1/2 (0.8)(2.0)2+1/2(0.6)(5.0)2=1/2(0.8+0.6)(1)2+1/2(1200)x2
9.1 = 0.7 +600x2
8.4=600x2
x=√0.014
x=0.12

Does this look correct? I assume it is because both answers are the same.

Thanks for your help!

 

[haruspex]

From my post above. I edited it to include my answers.

Here's my work for the frame when only one mass is moving:

1/2 (0.8)(7.0)2+1/2(0.6)(0)2=1/2(0.8+0.6)(4)2+1/2(1200)x2

19.6=11.2+600x2
8.4=600x2
x=√0.014
x=0.12Here's my work for the frame when both masses are moving:

1/2 (0.8)(2.0)2+1/2(0.6)(5.0)2=1/2(0.8+0.6)(1)2+1/2(1200)x2
9.1 = 0.7 +600x2
8.4=600x2
x=√0.014
x=0.12

Does this look correct? I assume it is because both answers are the same.

Thanks for your help!

Looks right.

Are you familiar with Newton's Experimental Law?

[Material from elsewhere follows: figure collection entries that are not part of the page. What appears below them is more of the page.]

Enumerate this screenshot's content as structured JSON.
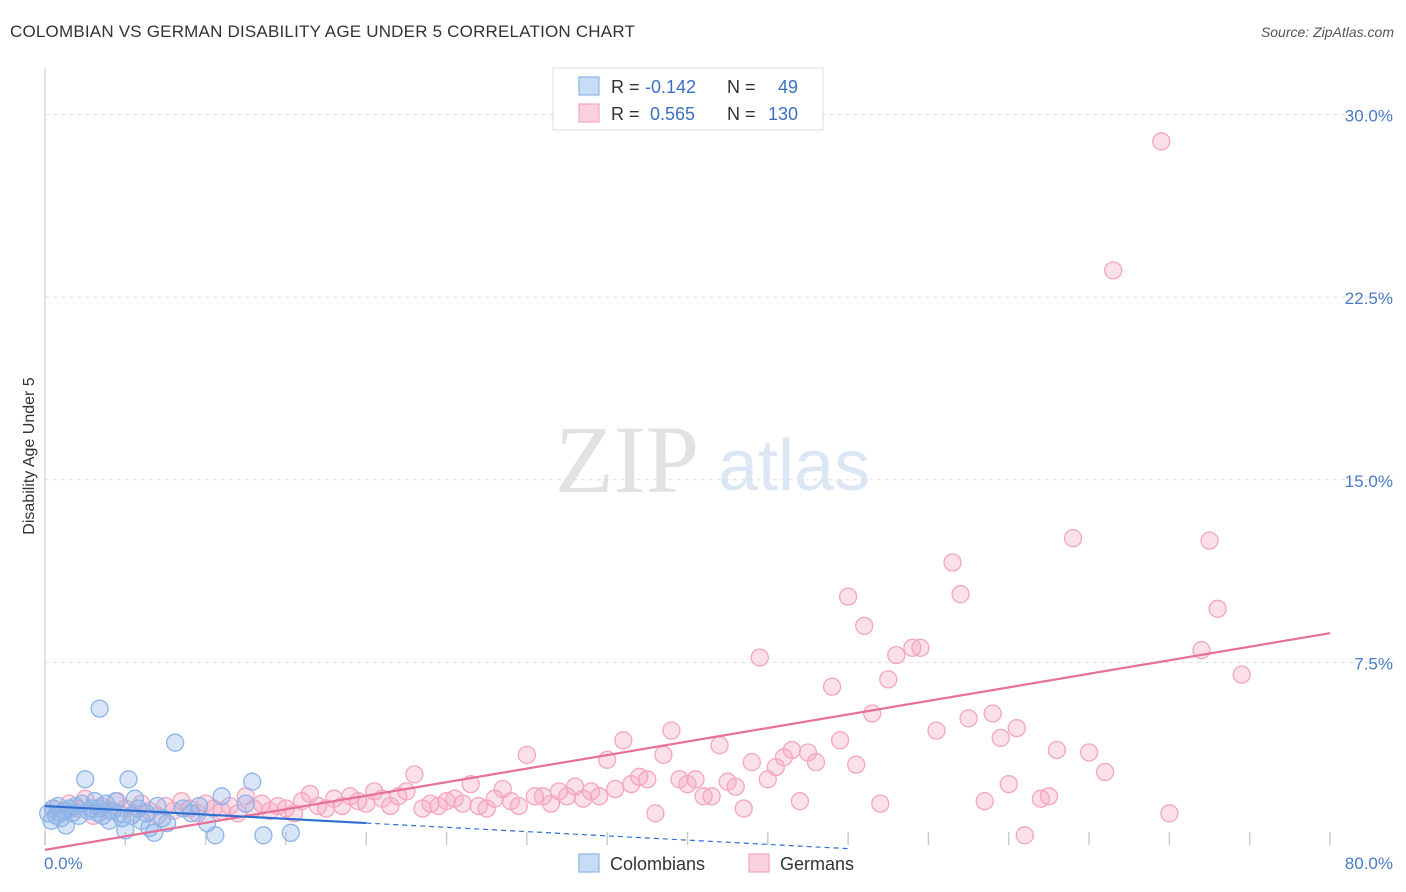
{
  "header": {
    "title": "COLOMBIAN VS GERMAN DISABILITY AGE UNDER 5 CORRELATION CHART",
    "source": "Source: ZipAtlas.com"
  },
  "watermark": {
    "zip": "ZIP",
    "atlas": "atlas"
  },
  "legend": {
    "rows": [
      {
        "r_label": "R =",
        "r_value": "-0.142",
        "n_label": "N =",
        "n_value": "49"
      },
      {
        "r_label": "R =",
        "r_value": "0.565",
        "n_label": "N =",
        "n_value": "130"
      }
    ]
  },
  "chart_data": {
    "type": "scatter",
    "title": "COLOMBIAN VS GERMAN DISABILITY AGE UNDER 5 CORRELATION CHART",
    "xlabel": "",
    "ylabel": "Disability Age Under 5",
    "xlim": [
      0,
      80
    ],
    "ylim": [
      0,
      31.5
    ],
    "x_tick_labels": [
      "0.0%",
      "80.0%"
    ],
    "y_ticks": [
      7.5,
      15.0,
      22.5,
      30.0
    ],
    "y_tick_labels": [
      "7.5%",
      "15.0%",
      "22.5%",
      "30.0%"
    ],
    "grid": true,
    "legend_position": "top-center",
    "series": [
      {
        "name": "Colombians",
        "color": "#8db4e8",
        "line_color": "#2f6fd0",
        "trend": {
          "x0": 0,
          "y0": 1.6,
          "x1": 20,
          "y1": 0.9,
          "dashed_to_x": 50,
          "dashed_to_y": -0.15
        },
        "points": [
          [
            0.2,
            1.3
          ],
          [
            0.4,
            1.0
          ],
          [
            0.5,
            1.5
          ],
          [
            0.7,
            1.2
          ],
          [
            0.8,
            1.6
          ],
          [
            1.0,
            1.1
          ],
          [
            1.2,
            1.4
          ],
          [
            1.3,
            0.8
          ],
          [
            1.5,
            1.5
          ],
          [
            1.7,
            1.3
          ],
          [
            1.9,
            1.6
          ],
          [
            2.1,
            1.2
          ],
          [
            2.3,
            1.7
          ],
          [
            2.5,
            2.7
          ],
          [
            2.7,
            1.4
          ],
          [
            2.9,
            1.5
          ],
          [
            3.1,
            1.8
          ],
          [
            3.3,
            1.3
          ],
          [
            3.4,
            1.5
          ],
          [
            3.6,
            1.2
          ],
          [
            3.8,
            1.7
          ],
          [
            4.0,
            1.0
          ],
          [
            4.2,
            1.4
          ],
          [
            4.4,
            1.8
          ],
          [
            4.6,
            1.3
          ],
          [
            4.8,
            1.1
          ],
          [
            5.0,
            0.6
          ],
          [
            5.2,
            2.7
          ],
          [
            5.4,
            1.2
          ],
          [
            5.6,
            1.9
          ],
          [
            5.8,
            1.5
          ],
          [
            6.0,
            1.0
          ],
          [
            6.3,
            1.3
          ],
          [
            6.5,
            0.7
          ],
          [
            6.8,
            0.5
          ],
          [
            7.0,
            1.6
          ],
          [
            7.3,
            1.1
          ],
          [
            7.6,
            0.9
          ],
          [
            8.1,
            4.2
          ],
          [
            8.6,
            1.5
          ],
          [
            9.1,
            1.3
          ],
          [
            9.6,
            1.6
          ],
          [
            10.1,
            0.9
          ],
          [
            10.6,
            0.4
          ],
          [
            11.0,
            2.0
          ],
          [
            12.5,
            1.7
          ],
          [
            12.9,
            2.6
          ],
          [
            13.6,
            0.4
          ],
          [
            15.3,
            0.5
          ],
          [
            3.4,
            5.6
          ]
        ]
      },
      {
        "name": "Germans",
        "color": "#f4a6bf",
        "line_color": "#e6709a",
        "trend": {
          "x0": 0,
          "y0": -0.2,
          "x1": 80,
          "y1": 8.7
        },
        "points": [
          [
            0.5,
            1.5
          ],
          [
            1.0,
            1.3
          ],
          [
            1.5,
            1.7
          ],
          [
            2.0,
            1.5
          ],
          [
            2.5,
            1.9
          ],
          [
            3.0,
            1.2
          ],
          [
            3.5,
            1.6
          ],
          [
            4.0,
            1.4
          ],
          [
            4.5,
            1.8
          ],
          [
            5.0,
            1.5
          ],
          [
            5.5,
            1.3
          ],
          [
            6.0,
            1.7
          ],
          [
            6.5,
            1.4
          ],
          [
            7.0,
            1.2
          ],
          [
            7.5,
            1.6
          ],
          [
            8.0,
            1.4
          ],
          [
            8.5,
            1.8
          ],
          [
            9.0,
            1.5
          ],
          [
            9.5,
            1.3
          ],
          [
            10.0,
            1.7
          ],
          [
            10.5,
            1.5
          ],
          [
            11.0,
            1.4
          ],
          [
            11.5,
            1.6
          ],
          [
            12.0,
            1.3
          ],
          [
            12.5,
            2.0
          ],
          [
            13.0,
            1.5
          ],
          [
            13.5,
            1.7
          ],
          [
            14.0,
            1.4
          ],
          [
            14.5,
            1.6
          ],
          [
            15.0,
            1.5
          ],
          [
            15.5,
            1.3
          ],
          [
            16.0,
            1.8
          ],
          [
            16.5,
            2.1
          ],
          [
            17.0,
            1.6
          ],
          [
            17.5,
            1.5
          ],
          [
            18.0,
            1.9
          ],
          [
            18.5,
            1.6
          ],
          [
            19.0,
            2.0
          ],
          [
            19.5,
            1.8
          ],
          [
            20.0,
            1.7
          ],
          [
            20.5,
            2.2
          ],
          [
            21.0,
            1.9
          ],
          [
            21.5,
            1.6
          ],
          [
            22.0,
            2.0
          ],
          [
            22.5,
            2.2
          ],
          [
            23.0,
            2.9
          ],
          [
            23.5,
            1.5
          ],
          [
            24.0,
            1.7
          ],
          [
            24.5,
            1.6
          ],
          [
            25.0,
            1.8
          ],
          [
            25.5,
            1.9
          ],
          [
            26.0,
            1.7
          ],
          [
            26.5,
            2.5
          ],
          [
            27.0,
            1.6
          ],
          [
            27.5,
            1.5
          ],
          [
            28.0,
            1.9
          ],
          [
            28.5,
            2.3
          ],
          [
            29.0,
            1.8
          ],
          [
            29.5,
            1.6
          ],
          [
            30.0,
            3.7
          ],
          [
            30.5,
            2.0
          ],
          [
            31.0,
            2.0
          ],
          [
            31.5,
            1.7
          ],
          [
            32.0,
            2.2
          ],
          [
            32.5,
            2.0
          ],
          [
            33.0,
            2.4
          ],
          [
            33.5,
            1.9
          ],
          [
            34.0,
            2.2
          ],
          [
            34.5,
            2.0
          ],
          [
            35.0,
            3.5
          ],
          [
            35.5,
            2.3
          ],
          [
            36.0,
            4.3
          ],
          [
            36.5,
            2.5
          ],
          [
            37.0,
            2.8
          ],
          [
            37.5,
            2.7
          ],
          [
            38.0,
            1.3
          ],
          [
            38.5,
            3.7
          ],
          [
            39.0,
            4.7
          ],
          [
            39.5,
            2.7
          ],
          [
            40.0,
            2.5
          ],
          [
            40.5,
            2.7
          ],
          [
            41.0,
            2.0
          ],
          [
            41.5,
            2.0
          ],
          [
            42.0,
            4.1
          ],
          [
            42.5,
            2.6
          ],
          [
            43.0,
            2.4
          ],
          [
            43.5,
            1.5
          ],
          [
            44.0,
            3.4
          ],
          [
            44.5,
            7.7
          ],
          [
            45.0,
            2.7
          ],
          [
            45.5,
            3.2
          ],
          [
            46.0,
            3.6
          ],
          [
            46.5,
            3.9
          ],
          [
            47.0,
            1.8
          ],
          [
            47.5,
            3.8
          ],
          [
            48.0,
            3.4
          ],
          [
            49.0,
            6.5
          ],
          [
            49.5,
            4.3
          ],
          [
            50.0,
            10.2
          ],
          [
            50.5,
            3.3
          ],
          [
            51.0,
            9.0
          ],
          [
            51.5,
            5.4
          ],
          [
            52.0,
            1.7
          ],
          [
            52.5,
            6.8
          ],
          [
            53.0,
            7.8
          ],
          [
            54.0,
            8.1
          ],
          [
            54.5,
            8.1
          ],
          [
            55.5,
            4.7
          ],
          [
            56.5,
            11.6
          ],
          [
            57.0,
            10.3
          ],
          [
            57.5,
            5.2
          ],
          [
            58.5,
            1.8
          ],
          [
            59.0,
            5.4
          ],
          [
            59.5,
            4.4
          ],
          [
            60.0,
            2.5
          ],
          [
            60.5,
            4.8
          ],
          [
            61.0,
            0.4
          ],
          [
            62.0,
            1.9
          ],
          [
            62.5,
            2.0
          ],
          [
            63.0,
            3.9
          ],
          [
            64.0,
            12.6
          ],
          [
            65.0,
            3.8
          ],
          [
            66.0,
            3.0
          ],
          [
            66.5,
            23.6
          ],
          [
            69.5,
            28.9
          ],
          [
            70.0,
            1.3
          ],
          [
            72.0,
            8.0
          ],
          [
            72.5,
            12.5
          ],
          [
            73.0,
            9.7
          ],
          [
            74.5,
            7.0
          ]
        ]
      }
    ]
  },
  "bottom_legend": {
    "items": [
      "Colombians",
      "Germans"
    ]
  }
}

It's mainly for partially elastic cases, but in the special case of fully elastic it can be derived from the momentum and energy conservation laws and has the advantage of avoiding quadratics. It says the relative velocity (regardless of mass) merely swaps sign. So if the first mass bounces back at speed u West and the second bounces back at speed v East then u+v=5+2=7 m/s.

 

[Specter]

Looks right.

Are you familiar with Newton's Experimental Law? It's mainly for partially elastic cases, but in the special case of fully elastic it can be derived from the momentum and energy conservation laws and has the advantage of avoiding quadratics. It says the relative velocity (regardless of mass) merely swaps sign. So if the first mass bounces back at speed u West and the second bounces back at speed v East then u+v=5+2=7 m/s.

I've never heard of it but I will keep that in mind. Thanks!